JSW Steel, for instance, has significantly lower employee costs. Since it procures raw materials like iron ore and coking coal from the market, the crash in commodity prices, particularly that of iron ore to $40 per tonne from $160 has worked to JSW Steel's advantage.
For SAIL, while the cost of extracting the ore remains low, the overall expense on captive mining is set to rise with enhanced royalty charges and the contribution that miners need to make to the District Mineral Foundation.
Driven by a 24% plunge in net sales realisation, SAIL suffered a quarterly net loss of Rs 1,528.73 crore for the third quarter ended December 31, as against a net profit of Rs 579 crore a year earlier. Its net income from operations went down to Rs 8,839.12 crore from Rs 11,107.32 crore. The company said sales were hurt by a surge in imports of low priced steel, even though it registered 6% growth in sales volume over the previous quarter at 2.9 million tonnes.
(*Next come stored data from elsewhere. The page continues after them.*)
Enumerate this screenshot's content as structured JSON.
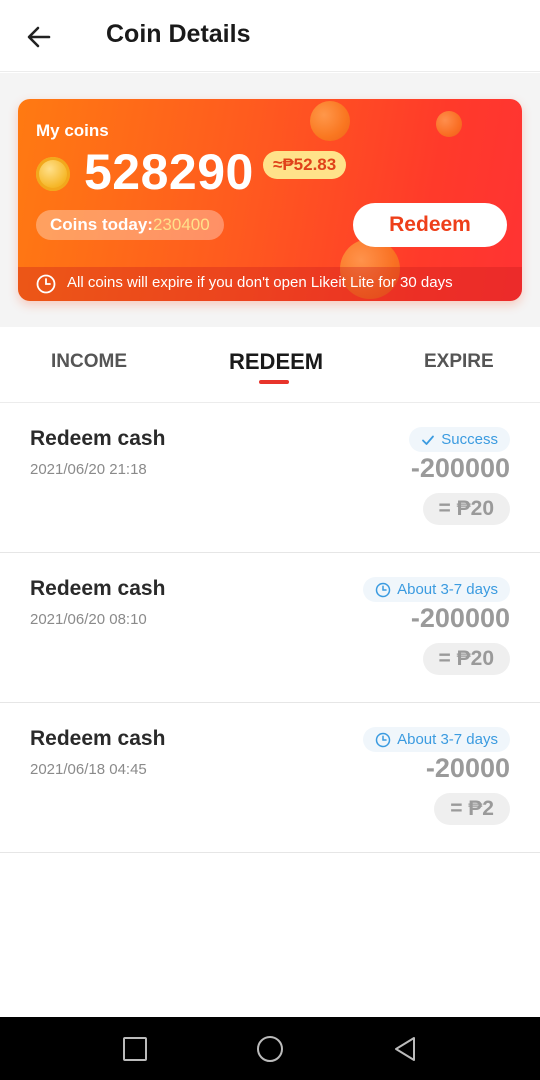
{
  "header": {
    "title": "Coin Details"
  },
  "card": {
    "my_coins_label": "My coins",
    "coin_amount": "528290",
    "peso_equivalent": "≈₱52.83",
    "today_label": "Coins today:",
    "today_value": "230400",
    "redeem_label": "Redeem",
    "expire_notice": "All coins will expire if you don't open Likeit Lite for 30 days"
  },
  "tabs": [
    {
      "label": "INCOME",
      "active": false
    },
    {
      "label": "REDEEM",
      "active": true
    },
    {
      "label": "EXPIRE",
      "active": false
    }
  ],
  "transactions": [
    {
      "title": "Redeem cash",
      "date": "2021/06/20 21:18",
      "status": "Success",
      "status_icon": "check-icon",
      "amount": "-200000",
      "peso": "= ₱20"
    },
    {
      "title": "Redeem cash",
      "date": "2021/06/20 08:10",
      "status": "About 3-7 days",
      "status_icon": "clock-icon",
      "amount": "-200000",
      "peso": "= ₱20"
    },
    {
      "title": "Redeem cash",
      "date": "2021/06/18 04:45",
      "status": "About 3-7 days",
      "status_icon": "clock-icon",
      "amount": "-20000",
      "peso": "= ₱2"
    }
  ],
  "colors": {
    "accent": "#ff5a1f",
    "status_blue": "#3b9be0",
    "tab_underline": "#e8342b"
  }
}
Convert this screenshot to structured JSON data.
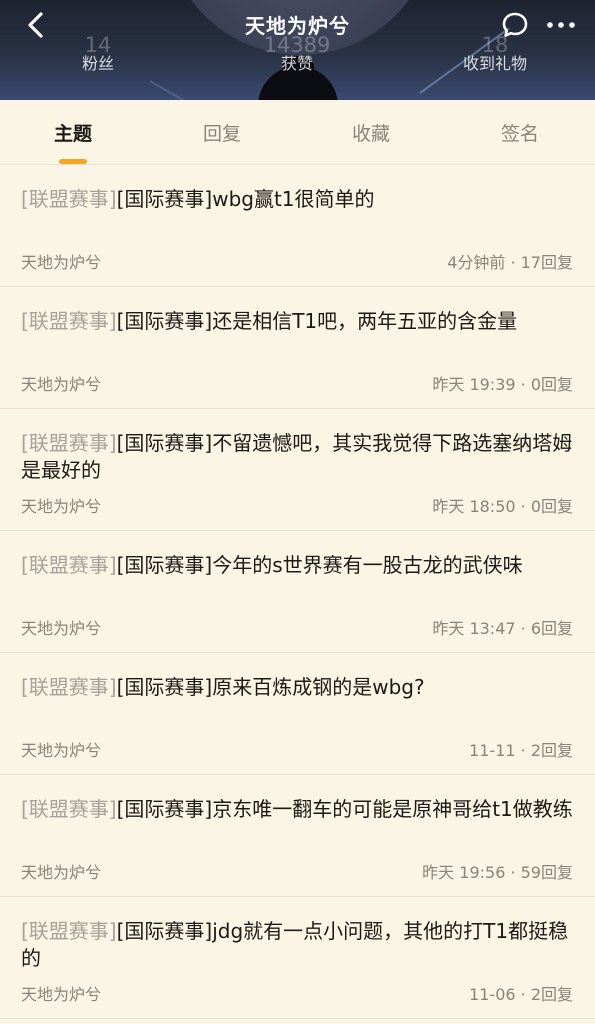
{
  "header": {
    "title": "天地为炉兮",
    "stats": [
      {
        "value": "14",
        "label": "粉丝"
      },
      {
        "value": "14389",
        "label": "获赞"
      },
      {
        "value": "18",
        "label": "收到礼物"
      }
    ]
  },
  "tabs": [
    {
      "label": "主题",
      "active": true
    },
    {
      "label": "回复",
      "active": false
    },
    {
      "label": "收藏",
      "active": false
    },
    {
      "label": "签名",
      "active": false
    }
  ],
  "posts": [
    {
      "tag": "[联盟赛事]",
      "title": "[国际赛事]wbg赢t1很简单的",
      "author": "天地为炉兮",
      "meta": "4分钟前 · 17回复"
    },
    {
      "tag": "[联盟赛事]",
      "title": "[国际赛事]还是相信T1吧，两年五亚的含金量",
      "author": "天地为炉兮",
      "meta": "昨天 19:39 · 0回复"
    },
    {
      "tag": "[联盟赛事]",
      "title": "[国际赛事]不留遗憾吧，其实我觉得下路选塞纳塔姆是最好的",
      "author": "天地为炉兮",
      "meta": "昨天 18:50 · 0回复"
    },
    {
      "tag": "[联盟赛事]",
      "title": "[国际赛事]今年的s世界赛有一股古龙的武侠味",
      "author": "天地为炉兮",
      "meta": "昨天 13:47 · 6回复"
    },
    {
      "tag": "[联盟赛事]",
      "title": "[国际赛事]原来百炼成钢的是wbg?",
      "author": "天地为炉兮",
      "meta": "11-11 · 2回复"
    },
    {
      "tag": "[联盟赛事]",
      "title": "[国际赛事]京东唯一翻车的可能是原神哥给t1做教练",
      "author": "天地为炉兮",
      "meta": "昨天 19:56 · 59回复"
    },
    {
      "tag": "[联盟赛事]",
      "title": "[国际赛事]jdg就有一点小问题，其他的打T1都挺稳的",
      "author": "天地为炉兮",
      "meta": "11-06 · 2回复"
    }
  ],
  "colors": {
    "background": "#fbf5e5",
    "accent": "#f5a623",
    "tag": "#a8a29a",
    "meta": "#8a847a"
  },
  "icons": {
    "back": "chevron-left-icon",
    "message": "chat-bubble-icon",
    "more": "more-dots-icon"
  }
}
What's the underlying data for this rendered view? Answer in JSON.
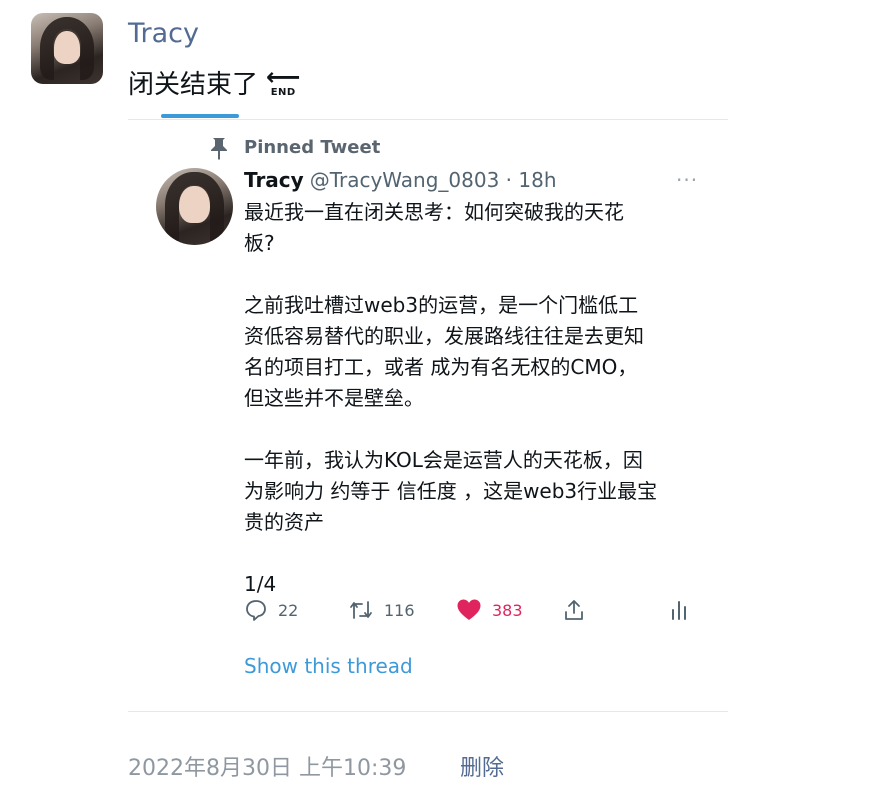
{
  "tweet": {
    "author_name": "Tracy",
    "text": "闭关结束了",
    "end_icon_label": "END",
    "timestamp": "2022年8月30日 上午10:39",
    "delete_label": "删除"
  },
  "pinned_tweet": {
    "pinned_label": "Pinned Tweet",
    "name": "Tracy",
    "handle": "@TracyWang_0803",
    "separator": "·",
    "time_ago": "18h",
    "more_icon": "···",
    "paragraphs": [
      [
        "最近我一直在闭关思考：如何突破我的天花",
        "板?"
      ],
      [
        "之前我吐槽过web3的运营，是一个门槛低工",
        "资低容易替代的职业，发展路线往往是去更知",
        "名的项目打工，或者 成为有名无权的CMO，",
        "但这些并不是壁垒。"
      ],
      [
        "一年前，我认为KOL会是运营人的天花板，因",
        "为影响力 约等于 信任度 ，这是web3行业最宝",
        "贵的资产"
      ],
      [
        "1/4"
      ]
    ],
    "stats": {
      "replies": "22",
      "retweets": "116",
      "likes": "383"
    },
    "show_thread_label": "Show this thread"
  },
  "icons": {
    "pin": "pin-icon",
    "reply": "reply-icon",
    "retweet": "retweet-icon",
    "like": "heart-icon",
    "share": "share-icon",
    "analytics": "analytics-icon",
    "end": "end-arrow-icon"
  },
  "colors": {
    "link_blue": "#3d9ad9",
    "name_blue": "#536b92",
    "like_pink": "#e0245e",
    "muted": "#536471"
  }
}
A steep 40% fall in prices to $280 per tonne has led to an oversupply of cheap steel in the market. Imports into India were up 20% at an annualized rate of 12 million tonnes compared with fiscal 2015, when they had surged by 75% over the previous year. While most other domestic steel companies too are facing the onslaught of imports, in SAIL'S case the situation is worse since the company has to bear high interest and depreciation costs from recent Rs 70,000 crore modernizationcum-brownfield expansion. Interest burden rose to Rs 524.24 crore in the past quarter from Rs 366.57 crore a year earlier.
Analysts, however, do not feel SAIL'S expansion will weigh on performance. “Modernisation-cum-expansion programme was planned when steel demand was growing at 10%. It was essentially aimed at upgrading outdated technology at its various units and to improve productivity. Steel is a capitalintensive industry. It is unfortunate that the new capacity is coming on stream at a time when the steel industry is facing tough times,” the India Ratings' analyst added.
“We are focused on ramping up production from our new units and are adopting cost efficient strategies to improve our net sales realization,“SAIL Chairman PK Singh said, commenting on the quarterly results. On a sequential basis, SAIL'S production of hot metal, crude steel and saleable steel went up by 2%, 4% and 14%, respectively, in the third quarter.